I. Les recherches sur les programmes d’éducation financière

2. Les travaux sur l’efficacité de l’éducation financière sur le lieu de travail

De nombreuses recherches en comportement financier du consommateur se sont intéressées à analyser les effets des séminaires et des programmes offerts aux salariés sur leur lieu de travail (Fletcher, Beebout et Mendenhall, 1997 ; Kim, Bagwell et Garman, 1998 ; Russell, 1997 ; Taylor-Carter, Cook et Weinberg, 1997 ; Bernheim, 1996 ; Bernheim et Garrett, 1996 ; DeVaney et alii, 1995 ; DeVaney, Gorham, Bechman et Haldeman, 1996 ; Godwin et Caroll, 1986 ; The National Summit on Retirement Savings, 1998 ; Varcoe et Wright, 1991 ; Clancy, Grinstein-Weiss et Schreiner, 2001 ; Lusardi, 2003).

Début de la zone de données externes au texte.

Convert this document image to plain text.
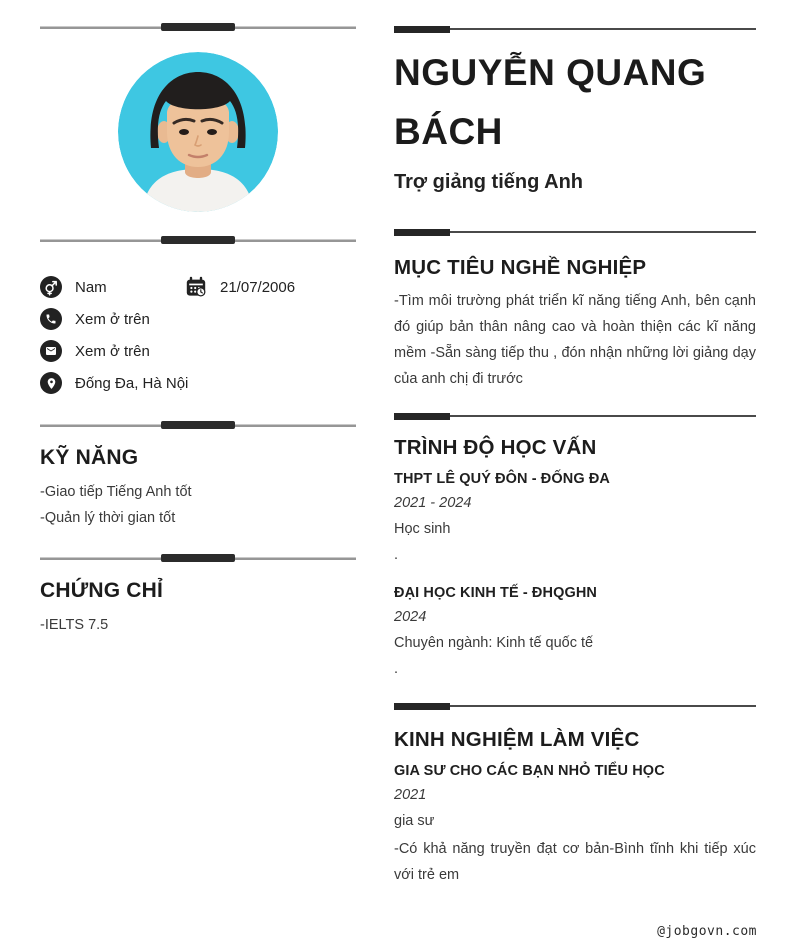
Nam	21/07/2006
Xem ở trên
Xem ở trên
Đống Đa, Hà Nội
KỸ NĂNG
-Giao tiếp Tiếng Anh tốt
-Quản lý thời gian tốt
CHỨNG CHỈ
-IELTS 7.5
NGUYỄN QUANG BÁCH
Trợ giảng tiếng Anh
MỤC TIÊU NGHỀ NGHIỆP

-Tìm môi trường phát triển kĩ năng tiếng Anh, bên cạnh đó giúp bản thân nâng cao và hoàn thiện các kĩ năng mềm -Sẵn sàng tiếp thu , đón nhận những lời giảng dạy của anh chị đi trước

TRÌNH ĐỘ HỌC VẤN
THPT LÊ QUÝ ĐÔN - ĐỐNG ĐA
2021 - 2024
Học sinh
.
ĐẠI HỌC KINH TẾ - ĐHQGHN
2024
Chuyên ngành: Kinh tế quốc tế
.
KINH NGHIỆM LÀM VIỆC
GIA SƯ CHO CÁC BẠN NHỎ TIỂU HỌC
2021
gia sư

-Có khả năng truyền đạt cơ bản-Bình tĩnh khi tiếp xúc với trẻ em

@jobgovn.com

L’éducation financière sur le lieu du travail est définie comme l’information, l’éducation et/ou les services apportés par un employeur pour aider son personnel à prendre des décisions financières informées sur les régimes de retraite, les avantages sociaux, le crédit et la gestion financière ainsi que sur les droits des consommateurs (Garman, 1998 ; Garman et Bagwell, 1998). Elle peut être apportée par des écrits (brochures, newsletters, site web…) soit en consultation individuelle ou au sein d'un groupe de soutien, d’ateliers et de séminaires (Bernheim et Garrett, 1996 ; Renninger, 1997; Wechsler, 1997). Ces programmes d’éducation financière sur les lieux du travail se développement principalement aux Etats- Unis pour apporter une réponse aux besoins des employés et aux obligations imposées par l’Employment Retirement Income Security Act7 (ERISA).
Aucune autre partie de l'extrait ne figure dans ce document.